On the scientific level, we collaborate with some leading international centres: Bambino Gesù Hospital in Rome, the hospital and the university of Leuven in Belgium, and UCL in London. These are institutions that are very active in the fields of foetal surgery, regenerative medicine and prenatal and neonatal research. Collaborations with these centres are not limited to this project, but are part of a broader and well-established working network.
What could be the medical and social impact of the project?
The main objective is to develop a tool that is currently lacking: a reliable system for evaluating the effects of drugs on the foetus. If this tool proves valid, it could in future be used to test new drugs. In this sense, the immediate impact of the project is methodological: to create a solid basis on which to build subsequent studies.
Looking ahead, a model of this kind could also have broader implications. It fits, for example, into the context of personalised medicine, an approach that is increasingly central in biomedical research, especially in oncology.

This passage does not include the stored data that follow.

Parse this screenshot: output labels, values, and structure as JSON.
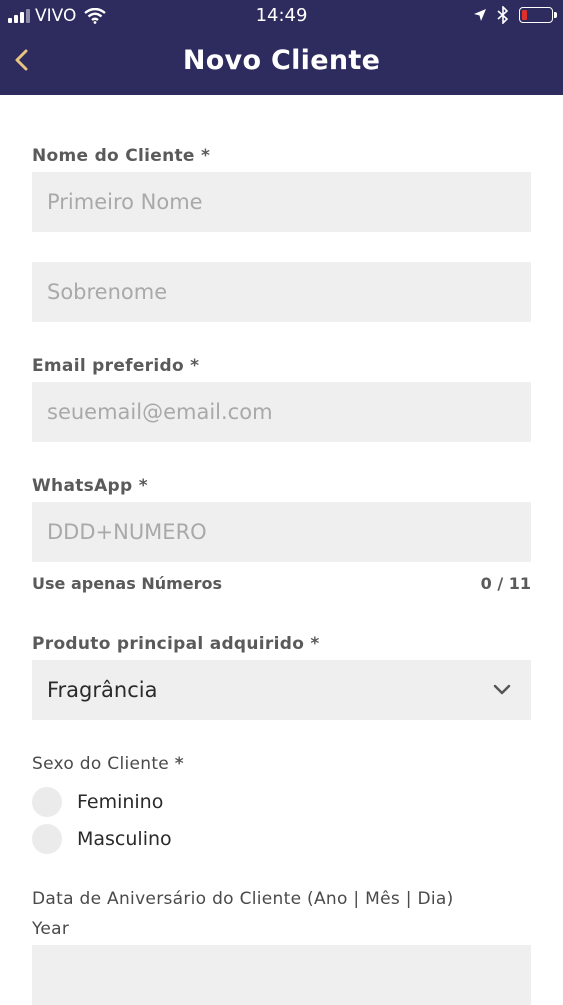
{
  "status_bar": {
    "carrier": "VIVO",
    "time": "14:49"
  },
  "header": {
    "title": "Novo Cliente"
  },
  "form": {
    "name": {
      "label": "Nome do Cliente",
      "required": "*",
      "first_placeholder": "Primeiro Nome",
      "last_placeholder": "Sobrenome"
    },
    "email": {
      "label": "Email preferido",
      "required": "*",
      "placeholder": "seuemail@email.com"
    },
    "whatsapp": {
      "label": "WhatsApp",
      "required": "*",
      "placeholder": "DDD+NUMERO",
      "hint": "Use apenas Números",
      "counter": "0 / 11"
    },
    "product": {
      "label": "Produto principal adquirido",
      "required": "*",
      "value": "Fragrância"
    },
    "sex": {
      "label": "Sexo do Cliente",
      "required": "*",
      "options": [
        "Feminino",
        "Masculino"
      ]
    },
    "birthday": {
      "label": "Data de Aniversário do Cliente (Ano | Mês | Dia)",
      "year_label": "Year"
    }
  },
  "colors": {
    "header_bg": "#2e2b5e",
    "field_bg": "#efefef",
    "battery_low": "#e0302b"
  },
  "icons": [
    "signal-icon",
    "wifi-icon",
    "location-arrow-icon",
    "bluetooth-icon",
    "battery-icon",
    "back-chevron-icon",
    "chevron-down-icon"
  ]
}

It is now clear that different patients can respond very differently to the same therapies, depending on genetic, environmental and individual factors.
What are the main challenges you are facing?
From a scientific point of view, the main difficulty concerns building in vitro models that are truly representative of biological reality. When a model is developed, in fact, many simplifications are inevitably introduced compared with the complexity of a living organism. The challenge lies precisely in understanding which simplifications are acceptable and which, instead, risk compromising the reliability of the model. Arriving at a system capable of convincingly reproducing what happens in the human being is, without doubt, the greatest obstacle.
What has struck you most, from both a scientific and a human point of view, while working on this project?
One of the most significant aspects, also on a personal level, concerns the way pregnancy is experienced. There is still, at least in part, a cultural view according to which pregnancy is treated almost as though it were a pathological condition, whereas in reality it is a physiological state. Today, fortunately, this view is changing: there is growing recognition that during pregnancy it is important to maintain, as far as possible, an active lifestyle.
In this sense, one of the aspects I care most about is that, in the long term, projects such as this may help improve the quality of life of pregnant women. The aim is to prevent pregnancy from being experienced as a period of renunciation — whether this concerns medicines that are useful for everyday wellbeing or, in more complex cases, therapies that are fundamental for the mother’s health.
In general, the idea is to contribute to a view of pregnancy that is increasingly close to its physiological nature.